I saw a flicker of lightning, over toward Hyde Park. This was followed a few seconds later by a threatening barrage of thunder. I looked around. I was still angry, still confused, but I didn’t want to let Kate go.
“Come on,” I said. “It’s starting to rain.”
We walked together back to The Mall. As we reached it, a contingent of Royal Horse Guards came trotting past, in their shiny silver helmets and breastplates and bright red tunics, with their spurs jingling. We stood and watched them, and Kate said, “There—you can’t say I haven’t shown you London.”
“What do they say? If you’re tired of London, you’re tire
d of life.”
A black taxi approached us, with its amber for hire light on. Kate raised her hand and gave a piercing whistle that any New York doorman would have been proud of.
Nineteen
That evening, the atmosphere at the Philipses’ apartment was even more unsettling than it had been the evening before. David joined us in the kitchen for a supper of thick lentil soup, but every few minutes the phone would ring in the library and he would get up to answer it. Each time, when he returned, he looked increasingly anxious.
Helena kept glancing out into the backyard, and when Kate tried to talk to her, she hardly listened.
“You two went on a Mediterranean cruise last winter, didn’t you?” Kate asked her.
“What?”
“I just wondered if you enjoyed it.”
“Oh . . . yes. We didn’t care for the other passengers much . . . kept to ourselves. But the food was very good. And so much.”
“What cities did you visit?”
Helena frowned, as if she hadn’t understood the question at all. But then she said, “Oh! Gibraltar, Barcelona, Ajaccio. Yes, we did enjoy it. But I don’t think we’ll ever do it again.”
David came out of the library and sat down at the table.

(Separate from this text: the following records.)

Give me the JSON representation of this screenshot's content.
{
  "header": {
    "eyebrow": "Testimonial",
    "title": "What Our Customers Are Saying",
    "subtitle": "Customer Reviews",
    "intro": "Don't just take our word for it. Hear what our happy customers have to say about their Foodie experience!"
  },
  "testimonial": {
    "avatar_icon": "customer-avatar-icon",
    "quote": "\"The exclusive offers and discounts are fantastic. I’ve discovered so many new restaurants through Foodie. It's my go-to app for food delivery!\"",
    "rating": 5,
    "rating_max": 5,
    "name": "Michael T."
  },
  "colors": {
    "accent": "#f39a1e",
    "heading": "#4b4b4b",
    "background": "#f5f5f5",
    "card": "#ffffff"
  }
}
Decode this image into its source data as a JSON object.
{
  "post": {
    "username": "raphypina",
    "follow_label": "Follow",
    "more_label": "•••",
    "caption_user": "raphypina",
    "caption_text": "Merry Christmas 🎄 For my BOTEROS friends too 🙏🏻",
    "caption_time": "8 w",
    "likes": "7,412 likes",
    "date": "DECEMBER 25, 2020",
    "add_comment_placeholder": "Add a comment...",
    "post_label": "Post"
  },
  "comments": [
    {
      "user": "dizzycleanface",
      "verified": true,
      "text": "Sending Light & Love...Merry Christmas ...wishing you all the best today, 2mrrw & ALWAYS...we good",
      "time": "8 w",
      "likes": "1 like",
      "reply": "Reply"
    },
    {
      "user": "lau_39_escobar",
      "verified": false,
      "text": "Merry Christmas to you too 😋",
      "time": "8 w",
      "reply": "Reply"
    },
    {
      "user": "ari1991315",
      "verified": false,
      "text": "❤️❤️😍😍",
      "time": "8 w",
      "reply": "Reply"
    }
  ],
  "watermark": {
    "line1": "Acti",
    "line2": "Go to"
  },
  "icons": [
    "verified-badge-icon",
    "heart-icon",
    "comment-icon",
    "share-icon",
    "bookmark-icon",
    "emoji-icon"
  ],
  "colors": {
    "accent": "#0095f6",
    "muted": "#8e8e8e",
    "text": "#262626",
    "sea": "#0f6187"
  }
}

He stirred his soup for a moment, and then he pushed his bowl away.
“Is everything all right?” I asked him.
“What? Yes, I suppose so. It’s life, that’s all. It’s just one damned thing after another.”
“Maybe I can help.”
“Help?” he said, bitterly. “God knows how anyone can help.”
* * *
We started to make love when we went to bed that night, but I was very tired and Kate seemed to have her mind on other things, so after a few minutes I fell back onto my pillow and said, “Maybe in the morning.”
“Okay,” she said, kissing my shoulder. I still had the purple teeth marks where she had bitten me, and they were still sore.
“When we go shopping tomorrow, I want to buy myself one of those Pringle sweaters that David wears. And one of those check shirts, and a pair of those sandy-colored corduroy pants.”
“You want to look like a middle-aged middle-class Brit?”